Question

If the curve \(y^2 = 6x\) and \(9x^2 + by^2 = 16\) intersect each other at right angles, then the value of \(b\) is:

• A. \(\frac{9}{2}\)
• B. \(4\)
• C. \(6\)
• D. \(\frac{7}{2}\)

Hint:

The orthogonality condition \(m_1 \cdot m_2 = -1\) is critical for perpendicular intersections.

Answer 1

The Correct Option is A

We are given two curves: \[ y^2 = 6x \quad \text{(1)} \] and \[ 9x^2 + by^2 = 16 \quad \text{(2)}. \] To find the value of \(b\), we first differentiate both equations with respect to \(x\).
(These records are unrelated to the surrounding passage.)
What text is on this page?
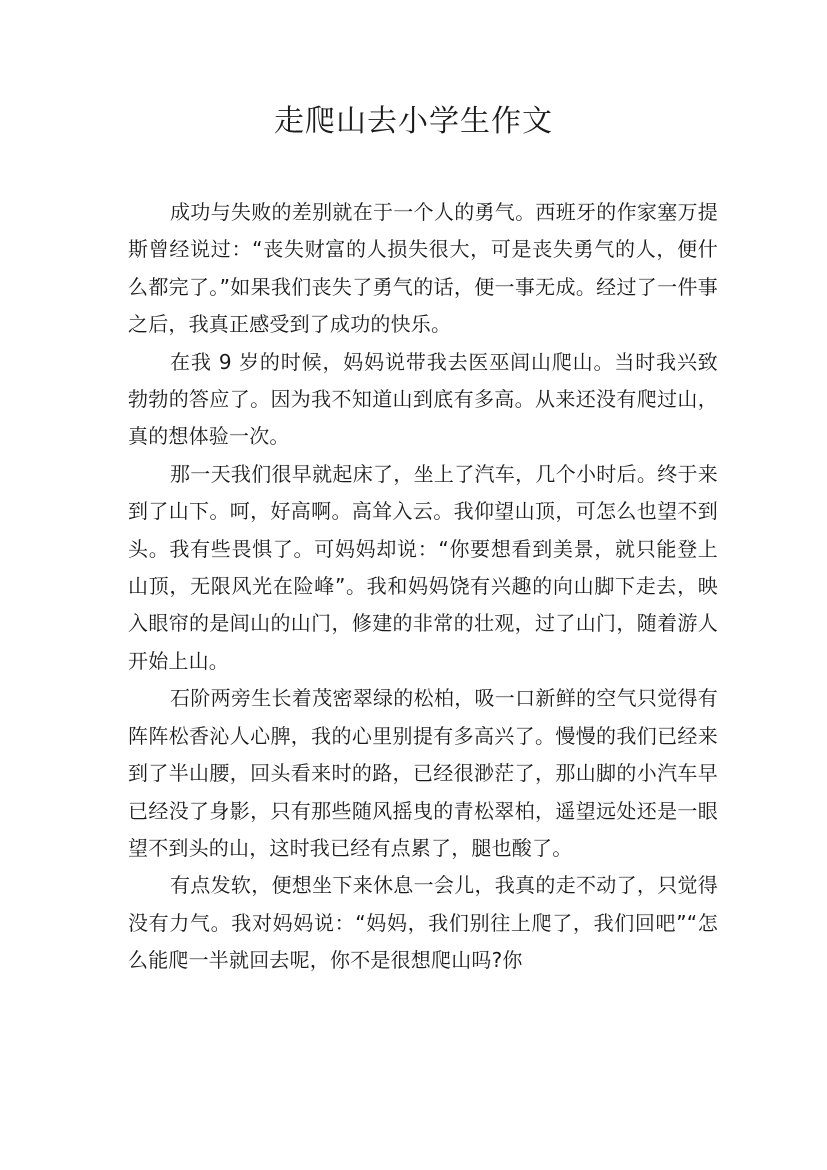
走爬山去小学生作文

成功与失败的差别就在于一个人的勇气。西班牙的作家塞万提斯曾经说过：“丧失财富的人损失很大，可是丧失勇气的人，便什么都完了。”如果我们丧失了勇气的话，便一事无成。经过了一件事之后，我真正感受到了成功的快乐。

在我 9 岁的时候，妈妈说带我去医巫闾山爬山。当时我兴致勃勃的答应了。因为我不知道山到底有多高。从来还没有爬过山，真的想体验一次。

那一天我们很早就起床了，坐上了汽车，几个小时后。终于来到了山下。呵，好高啊。高耸入云。我仰望山顶，可怎么也望不到头。我有些畏惧了。可妈妈却说：“你要想看到美景，就只能登上山顶，无限风光在险峰”。我和妈妈饶有兴趣的向山脚下走去，映入眼帘的是闾山的山门，修建的非常的壮观，过了山门，随着游人开始上山。

石阶两旁生长着茂密翠绿的松柏，吸一口新鲜的空气只觉得有阵阵松香沁人心脾，我的心里别提有多高兴了。慢慢的我们已经来到了半山腰，回头看来时的路，已经很渺茫了，那山脚的小汽车早已经没了身影，只有那些随风摇曳的青松翠柏，遥望远处还是一眼望不到头的山，这时我已经有点累了，腿也酸了。

有点发软，便想坐下来休息一会儿，我真的走不动了，只觉得没有力气。我对妈妈说：“妈妈，我们别往上爬了，我们回吧”“怎么能爬一半就回去呢，你不是很想爬山吗?你
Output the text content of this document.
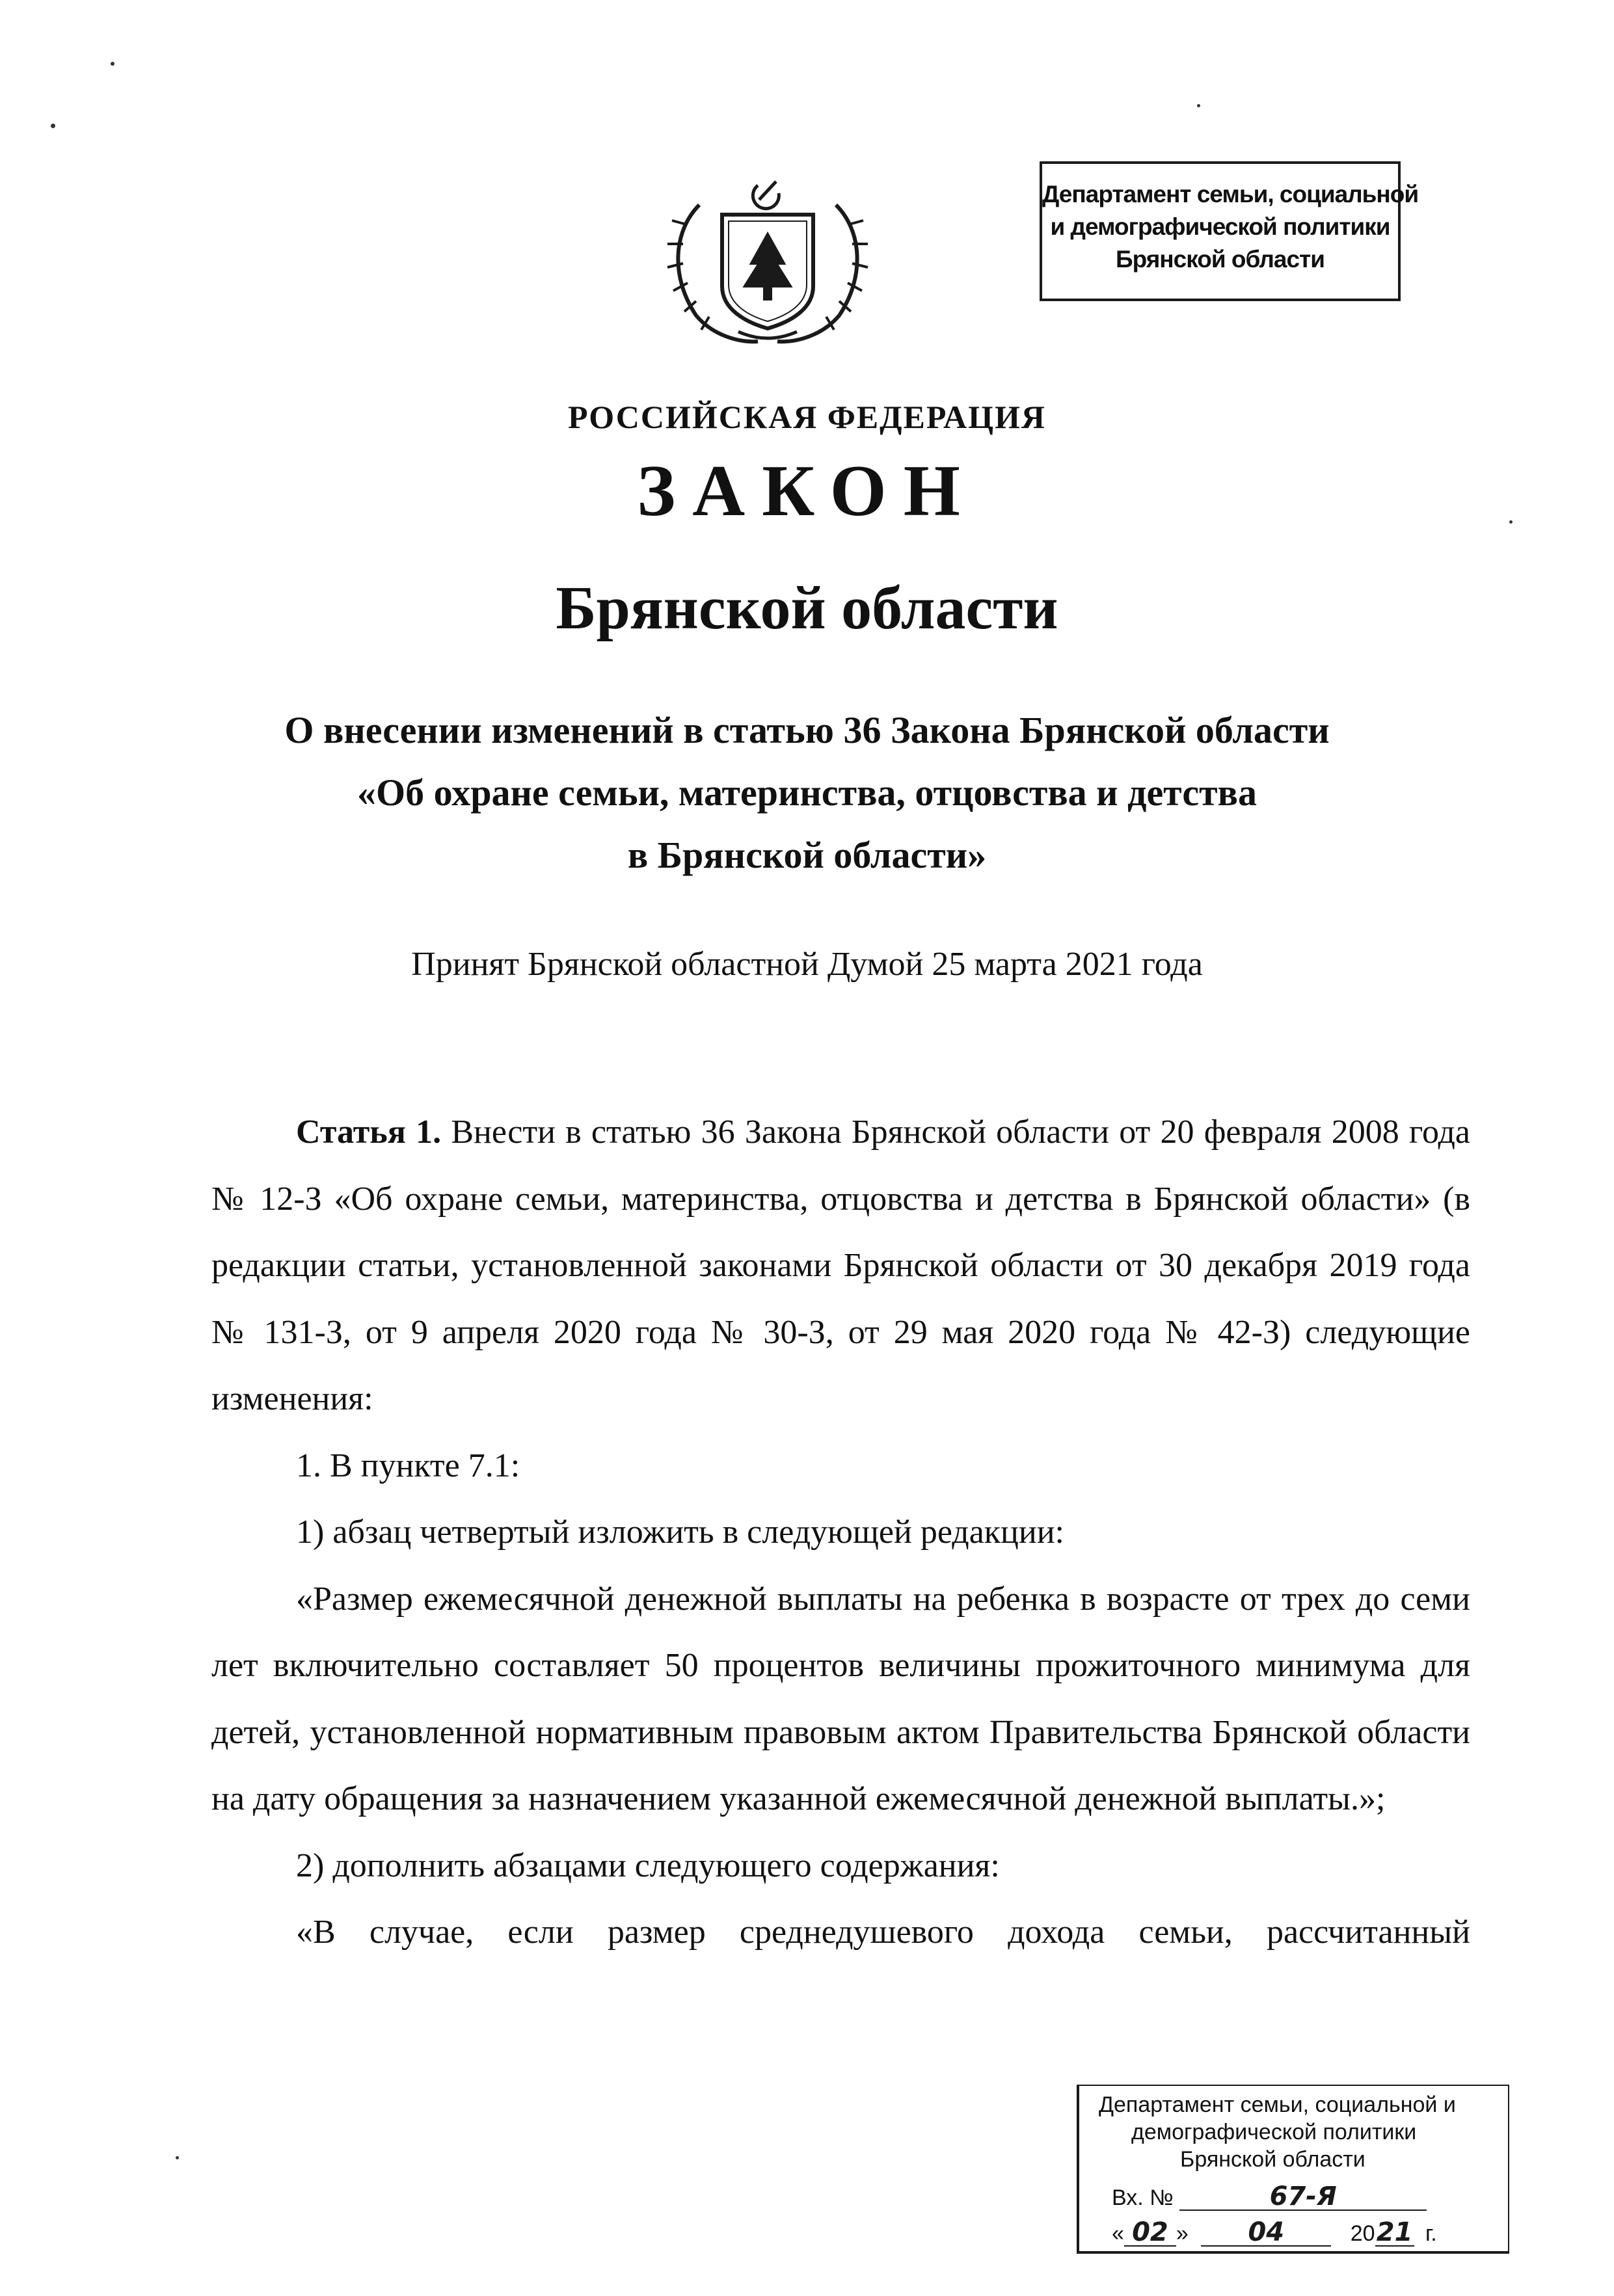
Департамент семьи, социальной
и демографической политики
Брянской области
РОССИЙСКАЯ ФЕДЕРАЦИЯ
ЗАКОН
Брянской области
О внесении изменений в статью 36 Закона Брянской области
«Об охране семьи, материнства, отцовства и детства
в Брянской области»
Принят Брянской областной Думой 25 марта 2021 года

Статья 1. Внести в статью 36 Закона Брянской области от 20 февраля 2008 года № 12-З «Об охране семьи, материнства, отцовства и детства в Брянской области» (в редакции статьи, установленной законами Брянской области от 30 декабря 2019 года № 131-З, от 9 апреля 2020 года № 30-З, от 29 мая 2020 года № 42-З) следующие изменения:

1. В пункте 7.1:

1) абзац четвертый изложить в следующей редакции:

«Размер ежемесячной денежной выплаты на ребенка в возрасте от трех до семи лет включительно составляет 50 процентов величины прожиточного минимума для детей, установленной нормативным правовым актом Правительства Брянской области на дату обращения за назначением указанной ежемесячной денежной выплаты.»;

2) дополнить абзацами следующего содержания:

«В случае, если размер среднедушевого дохода семьи, рассчитанный

Департамент семьи, социальной и
демографической политики
Брянской области
Вх. №	67-Я
« 02 » 04	2021 г.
From equation (1): \[ 2y \frac{dy}{dx} = 6 \quad \Rightarrow \quad \frac{dy}{dx} = \frac{3}{y}. \] From equation (2): \[ 18x + 2by \frac{dy}{dx} = 0 \quad \Rightarrow \quad \frac{dy}{dx} = -\frac{9x}{by}. \] For the curves to intersect at right angles, the product of the slopes of the tangents at the point of intersection must be \(-1\): \[ \frac{3}{y} \cdot \left(-\frac{9x}{by}\right) = -1. \] Simplifying: \[ -\frac{27x}{by^2} = -1 \quad \Rightarrow \quad \frac{27x}{by^2} = 1. \] Using equation (1), \(y^2 = 6x\), substitute this into the above equation: \[ \frac{27x}{b \cdot 6x} = 1 \quad \Rightarrow \quad \frac{27}{6b} = 1 \quad \Rightarrow \quad b = \frac{9}{2}. \] Thus, the value of \(b\) is \(\frac{9}{2}\).